As depicted in Figure 2, the government agency promulgating the regulation had a discernible pecuniary interest in 18.5% of Chevron deference cases heard by the Courts of Appeals during the identified time frame. Considered as a function of non-immigration cases only (n=75), that number rises to 26.67%. Looking solely at the universe of cases where Chevron deference was granted (n=56), the government had a pecuniary interest in 35.71% of them.

Figure 3:

More to the point, Figure 3 shows that if the cases in which the government had a pecuniary interest were categorized instead as cases where courts denied Chevron deference—the certain effect of the pecuniary interest inquiry—the numbers shift dramatically. There, just over a third of what we currently consider Chevron cases get deference (34.26%, down from 51.85%), while slightly less than two-thirds do not (65.74%, up from 48.15%).  

In sum, importing a pecuniary interest inquiry—even a narrow one—is likely to have qualitatively significant effects on the rates at which courts apply (and grant) Chevron deference. Perhaps unsurprisingly, the addition of such an inquiry would go far in serving the goals of conservative critiques of Chevron.

Damonta D. Morgan is a third-year law student at Columbia Law School.

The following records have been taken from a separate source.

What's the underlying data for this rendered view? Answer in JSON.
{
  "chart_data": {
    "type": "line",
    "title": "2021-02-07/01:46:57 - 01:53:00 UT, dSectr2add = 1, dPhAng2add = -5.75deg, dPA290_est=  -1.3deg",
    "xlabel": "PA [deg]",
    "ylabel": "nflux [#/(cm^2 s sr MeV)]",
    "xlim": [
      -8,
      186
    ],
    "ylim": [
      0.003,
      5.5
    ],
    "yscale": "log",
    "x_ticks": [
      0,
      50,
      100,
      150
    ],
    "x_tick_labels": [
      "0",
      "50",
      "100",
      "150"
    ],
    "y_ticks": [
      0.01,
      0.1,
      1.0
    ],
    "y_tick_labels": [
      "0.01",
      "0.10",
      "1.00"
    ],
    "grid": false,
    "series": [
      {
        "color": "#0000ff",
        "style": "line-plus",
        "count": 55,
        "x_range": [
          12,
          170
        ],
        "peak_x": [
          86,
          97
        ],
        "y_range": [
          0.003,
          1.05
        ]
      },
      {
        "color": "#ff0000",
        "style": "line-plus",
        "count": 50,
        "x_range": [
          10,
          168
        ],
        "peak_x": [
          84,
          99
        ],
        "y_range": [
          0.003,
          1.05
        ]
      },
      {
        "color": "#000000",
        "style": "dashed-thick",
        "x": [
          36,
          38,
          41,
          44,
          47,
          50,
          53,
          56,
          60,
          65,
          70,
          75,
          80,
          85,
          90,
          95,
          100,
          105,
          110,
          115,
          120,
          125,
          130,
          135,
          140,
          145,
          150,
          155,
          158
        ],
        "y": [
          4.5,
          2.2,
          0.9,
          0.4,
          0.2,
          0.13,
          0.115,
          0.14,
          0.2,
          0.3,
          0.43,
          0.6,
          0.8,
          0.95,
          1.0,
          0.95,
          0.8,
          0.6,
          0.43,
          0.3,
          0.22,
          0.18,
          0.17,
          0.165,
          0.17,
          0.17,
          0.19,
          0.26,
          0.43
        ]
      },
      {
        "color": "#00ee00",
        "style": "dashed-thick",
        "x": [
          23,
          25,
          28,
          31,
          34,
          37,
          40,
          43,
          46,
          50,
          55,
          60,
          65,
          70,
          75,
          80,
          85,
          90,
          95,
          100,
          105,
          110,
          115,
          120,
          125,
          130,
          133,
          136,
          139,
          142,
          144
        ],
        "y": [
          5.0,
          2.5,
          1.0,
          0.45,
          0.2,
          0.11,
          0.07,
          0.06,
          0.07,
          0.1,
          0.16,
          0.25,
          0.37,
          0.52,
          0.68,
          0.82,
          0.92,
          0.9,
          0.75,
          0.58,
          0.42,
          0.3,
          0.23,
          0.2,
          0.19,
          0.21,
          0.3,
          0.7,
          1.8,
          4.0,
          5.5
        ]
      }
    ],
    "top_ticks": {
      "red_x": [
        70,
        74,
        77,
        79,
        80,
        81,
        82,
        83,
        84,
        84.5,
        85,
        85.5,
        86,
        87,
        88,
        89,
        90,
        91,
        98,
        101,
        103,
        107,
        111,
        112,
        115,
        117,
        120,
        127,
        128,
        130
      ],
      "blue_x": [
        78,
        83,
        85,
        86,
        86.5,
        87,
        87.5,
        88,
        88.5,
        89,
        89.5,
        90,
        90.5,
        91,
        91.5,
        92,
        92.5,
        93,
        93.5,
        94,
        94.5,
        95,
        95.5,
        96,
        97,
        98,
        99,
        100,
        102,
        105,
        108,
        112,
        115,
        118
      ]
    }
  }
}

[1] In argument for American Hospital Association, Justices Thomas and Alito asked the advocate for AHA, former Solicitor General Don Verrilli, straightforwardly if Chevron should be overruled. Transcript of Oral Argument at 5, 30, American Hospital Association, et. al. v. Becerra (20-1114). Oyez. Retrieved at https://www.oyez.org/cases/2021/20-1114. Perhaps more tellingly, within the last decade, at least four sitting justices have expressed concerns or misgivings about the extent of Chevron deference. See, e.g., City of Arlington, Texas v. F.C.C., 569 U.S. 290, 312 (2013) (Roberts, C.J., dissenting) (“A court should not defer to an agency until the court decides, on its own, that the agency is entitled to deference.”); Michigan v. Environmental Protection Agency, 576 U.S. 743, 760 (2015) (Thomas, J., concurring) (“Chevron deference raises serious separation-of-powers questions.”); Gutierrez-Brizuela v. Lynch, 834 F.3d 1142, 1152 (10th Cir. 2016) (Gorsuch, J., concurring) (“Chevron seems no less than a  judge-made doctrine for the abdication of the judicial duty”); and Brett M. Kavanaugh, Fixing Statutory Interpretation, Harv. L. Rev., 129, 2118 (2016) (expressing support for the Supreme Court’s “reining in” Chevron deference).

[2] The cases were located by Westlaw search using the following search terms: “Chevron,” “Chevron deference,” and “agency interpretation.” I cross-referenced the search by shepardizing the Chevron case and filtering based on the identified date range and jurisdiction(s).